Both series suffer from weight and size creep, but it's seriously ridiculous with Burst - just compare the size of the original Valkyrie layer with a new layer like Poison Hydra. Maximum Garuda was massive when it came out but now it's normal-sized. The weight disks now look ridiculously undersized. The latest beys are approaching MFB Synchrome weights, although I think the performance difference isn't as great as it was in MFB.

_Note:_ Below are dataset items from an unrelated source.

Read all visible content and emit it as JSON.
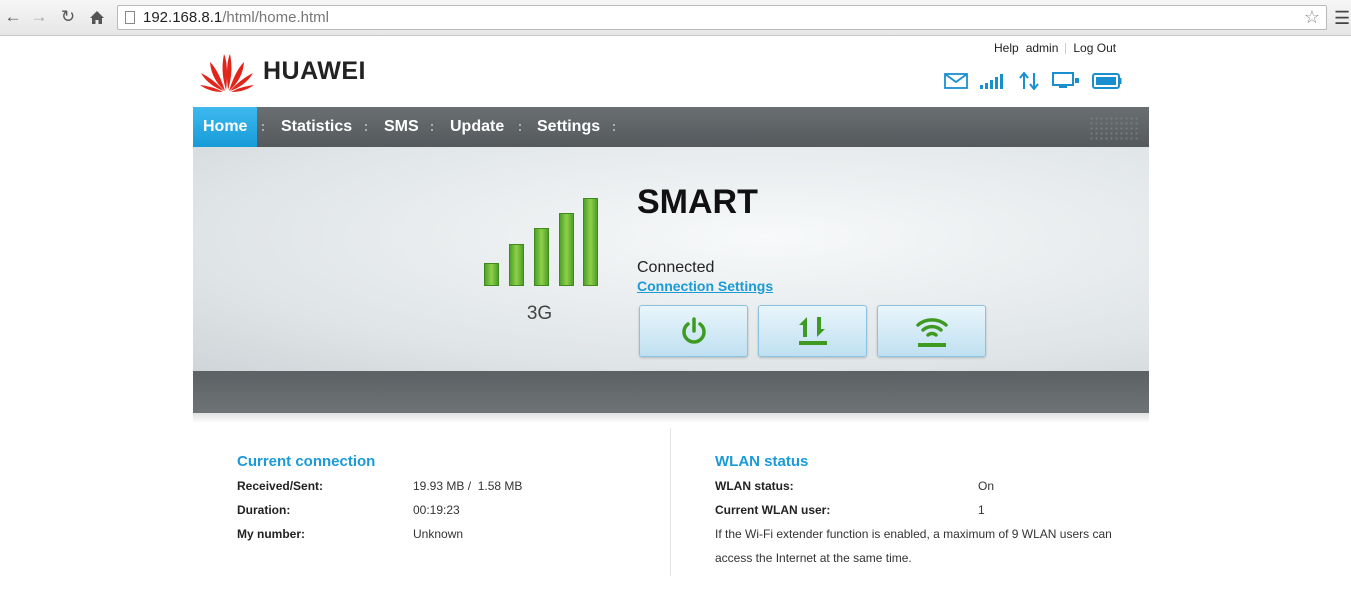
{
  "browser": {
    "url_host": "192.168.8.1",
    "url_path": "/html/home.html"
  },
  "header": {
    "brand": "HUAWEI",
    "links": {
      "help": "Help",
      "user": "admin",
      "logout": "Log Out"
    },
    "status_icons": [
      "mail-icon",
      "signal-icon",
      "data-transfer-icon",
      "pc-connection-icon",
      "battery-icon"
    ]
  },
  "nav": {
    "items": [
      {
        "label": "Home",
        "active": true
      },
      {
        "label": "Statistics",
        "active": false
      },
      {
        "label": "SMS",
        "active": false
      },
      {
        "label": "Update",
        "active": false
      },
      {
        "label": "Settings",
        "active": false
      }
    ]
  },
  "hero": {
    "signal_level": 5,
    "signal_max": 5,
    "network_type": "3G",
    "operator": "SMART",
    "status": "Connected",
    "settings_link": "Connection Settings",
    "buttons": [
      "power-icon",
      "upload-download-icon",
      "wifi-icon"
    ],
    "colors": {
      "accent": "#1a9ad6",
      "signal": "#6cbf36"
    }
  },
  "current_connection": {
    "title": "Current connection",
    "rows": [
      {
        "label": "Received/Sent:",
        "value": "19.93 MB /  1.58 MB"
      },
      {
        "label": "Duration:",
        "value": "00:19:23"
      },
      {
        "label": "My number:",
        "value": "Unknown"
      }
    ]
  },
  "wlan": {
    "title": "WLAN status",
    "rows": [
      {
        "label": "WLAN status:",
        "value": "On"
      },
      {
        "label": "Current WLAN user:",
        "value": "1"
      }
    ],
    "note": "If the Wi-Fi extender function is enabled, a maximum of 9 WLAN users can access the Internet at the same time."
  }
}
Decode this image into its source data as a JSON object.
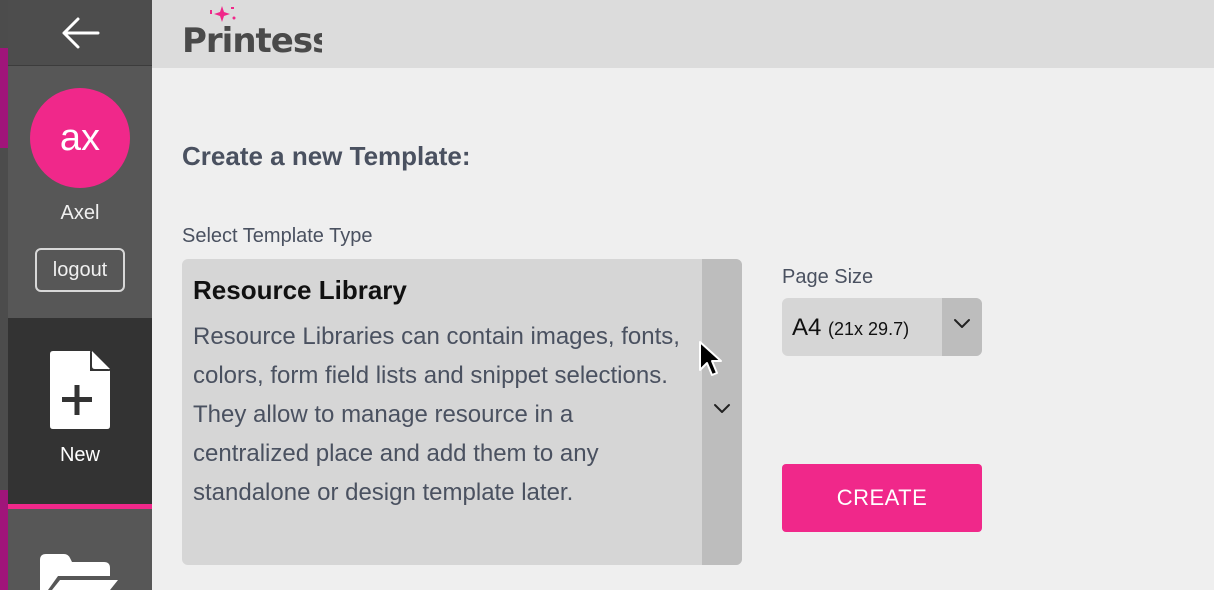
{
  "app": {
    "brand_name": "Printess"
  },
  "sidebar": {
    "user": {
      "initials": "ax",
      "name": "Axel"
    },
    "logout_label": "logout",
    "new_label": "New"
  },
  "form": {
    "title": "Create a new Template:",
    "template_type": {
      "label": "Select Template Type",
      "selected_title": "Resource Library",
      "selected_description": "Resource Libraries can contain images, fonts, colors, form field lists and snippet selections. They allow to manage resource in a centralized place and add them to any standalone or design template later."
    },
    "page_size": {
      "label": "Page Size",
      "selected_value": "A4",
      "selected_detail": "(21x 29.7)"
    },
    "create_label": "CREATE"
  },
  "colors": {
    "accent": "#f0288a",
    "sidebar_bg": "#575757",
    "sidebar_active_bg": "#333333",
    "header_bg": "#dcdcdc",
    "page_bg": "#efefef",
    "text_muted": "#4a5160"
  },
  "icons": {
    "back": "arrow-left-icon",
    "new": "file-plus-icon",
    "folder": "folder-icon",
    "dropdown": "chevron-down-icon",
    "cursor": "mouse-pointer-icon"
  }
}
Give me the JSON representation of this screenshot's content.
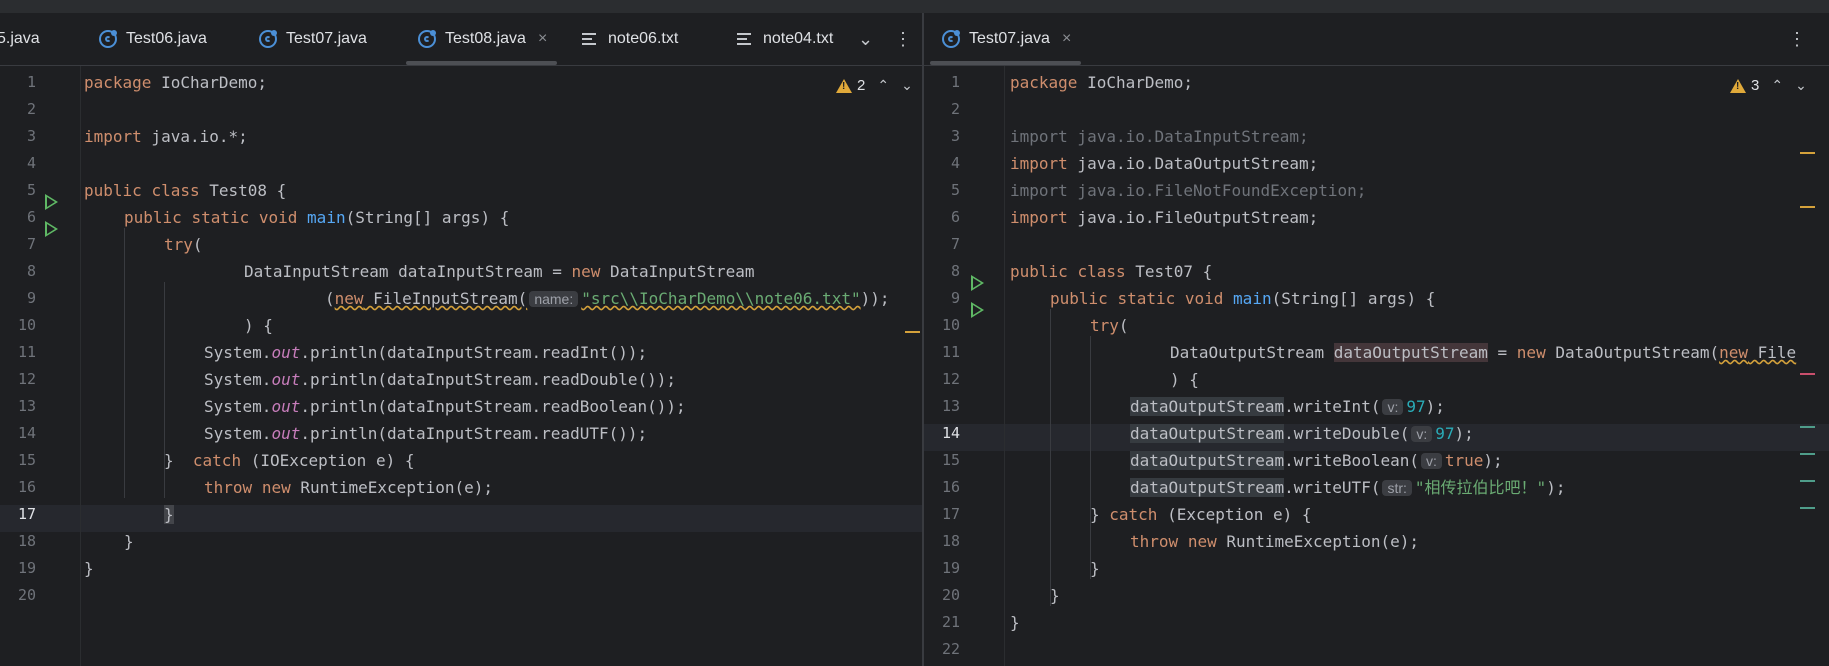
{
  "colors": {
    "background": "#1e1f22",
    "keyword": "#cf8e6d",
    "method": "#56a8f5",
    "string": "#6aab73",
    "number": "#2aacb8",
    "static_field": "#c77dbb",
    "run_icon": "#5fb865",
    "warning": "#e0a93a"
  },
  "left_pane": {
    "tabs": [
      {
        "label": "5.java",
        "icon": "java-class-icon"
      },
      {
        "label": "Test06.java",
        "icon": "java-class-icon"
      },
      {
        "label": "Test07.java",
        "icon": "java-class-icon"
      },
      {
        "label": "Test08.java",
        "icon": "java-class-icon",
        "active": true,
        "close": "×"
      },
      {
        "label": "note06.txt",
        "icon": "text-file-icon"
      },
      {
        "label": "note04.txt",
        "icon": "text-file-icon"
      }
    ],
    "tab_overflow": "⌄",
    "more": "⋮",
    "inspection": {
      "count": "2",
      "up": "⌃",
      "down": "⌄"
    },
    "current_line": "17",
    "line_numbers": [
      "1",
      "2",
      "3",
      "4",
      "5",
      "6",
      "7",
      "8",
      "9",
      "10",
      "11",
      "12",
      "13",
      "14",
      "15",
      "16",
      "17",
      "18",
      "19",
      "20"
    ],
    "code": {
      "l1a": "package",
      "l1b": " IoCharDemo;",
      "l3a": "import",
      "l3b": " java.io.*;",
      "l5a": "public",
      "l5b": " ",
      "l5c": "class",
      "l5d": " Test08 {",
      "l6a": "public",
      "l6b": "static",
      "l6c": "void",
      "l6d": "main",
      "l6e": "(String[] args) {",
      "l7a": "try",
      "l7b": "(",
      "l8a": "DataInputStream dataInputStream = ",
      "l8b": "new",
      "l8c": " DataInputStream",
      "l9a": "(",
      "l9b": "new",
      "l9c": " FileInputStream(",
      "l9hint": "name:",
      "l9d": "\"src\\\\IoCharDemo\\\\note06.txt\"",
      "l9e": "));",
      "l10": ") {",
      "l11a": "System.",
      "l11b": "out",
      "l11c": ".println(dataInputStream.readInt());",
      "l12a": "System.",
      "l12b": "out",
      "l12c": ".println(dataInputStream.readDouble());",
      "l13a": "System.",
      "l13b": "out",
      "l13c": ".println(dataInputStream.readBoolean());",
      "l14a": "System.",
      "l14b": "out",
      "l14c": ".println(dataInputStream.readUTF());",
      "l15a": "}  ",
      "l15b": "catch",
      "l15c": " (IOException e) {",
      "l16a": "throw",
      "l16b": "new",
      "l16c": " RuntimeException(e);",
      "l17": "}",
      "l18": "}",
      "l19": "}"
    }
  },
  "right_pane": {
    "tabs": [
      {
        "label": "Test07.java",
        "icon": "java-class-icon",
        "active": true,
        "close": "×"
      }
    ],
    "more": "⋮",
    "inspection": {
      "count": "3",
      "up": "⌃",
      "down": "⌄"
    },
    "current_line": "14",
    "line_numbers": [
      "1",
      "2",
      "3",
      "4",
      "5",
      "6",
      "7",
      "8",
      "9",
      "10",
      "11",
      "12",
      "13",
      "14",
      "15",
      "16",
      "17",
      "18",
      "19",
      "20",
      "21",
      "22"
    ],
    "code": {
      "l1a": "package",
      "l1b": " IoCharDemo;",
      "l3": "import java.io.DataInputStream;",
      "l4a": "import",
      "l4b": " java.io.DataOutputStream;",
      "l5": "import java.io.FileNotFoundException;",
      "l6a": "import",
      "l6b": " java.io.FileOutputStream;",
      "l8a": "public",
      "l8b": "class",
      "l8c": " Test07 {",
      "l9a": "public",
      "l9b": "static",
      "l9c": "void",
      "l9d": "main",
      "l9e": "(String[] args) {",
      "l10a": "try",
      "l10b": "(",
      "l11a": "DataOutputStream ",
      "l11b": "dataOutputStream",
      "l11c": " = ",
      "l11d": "new",
      "l11e": " DataOutputStream(",
      "l11f": "new",
      "l11g": " File",
      "l12": ") {",
      "var": "dataOutputStream",
      "l13a": ".writeInt(",
      "l13hint": "v:",
      "l13b": "97",
      "l13c": ");",
      "l14a": ".writeDouble(",
      "l14hint": "v:",
      "l14b": "97",
      "l14c": ");",
      "l15a": ".writeBoolean(",
      "l15hint": "v:",
      "l15b": "true",
      "l15c": ");",
      "l16a": ".writeUTF(",
      "l16hint": "str:",
      "l16b": "\"相传拉伯比吧！\"",
      "l16c": ");",
      "l17a": "} ",
      "l17b": "catch",
      "l17c": " (Exception e) {",
      "l18a": "throw",
      "l18b": "new",
      "l18c": " RuntimeException(e);",
      "l19": "}",
      "l20": "}",
      "l21": "}"
    }
  }
}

In terms of playing performance, MFB generally had too much recoil, resulting in instant knockouts, while Burst generally has not enough recoil and really poor stamina, resulting in a lot of boring spin finishes and only one or two big hits per round because the beys lose so much spin velocity when they make contact. Of course, performance varies based on the specific system/series of each generation. I think Synchome beys have good performance, for example. MFB beys tend to have more stable spin patterns, whereas almost every Burst bey will have some movement even if you're using a stamina or defence orientated tip. MFB has the cool metal-on-metal contact sounds. Both generations have pretty durable beys.

When comparing general aesthetics, both generations are pretty similar, using complex 3D designs with lots of transparent coloured parts. I think both MFB and Burst beys have rather ugly side profiles compared to plastic gen beys. MFB beys in particular tend to look really bad from the side or upside down, where their mushroom-esque silhouette becomes really aparent. The weird hexagon-centric design of MFBs also looked worse than the clean and consistent cylindrical design of HMS. Burst beys are really inconsistent in design language for drivers, but in general the designs look a lot more interesting than MFB, mainly due to the layer designs.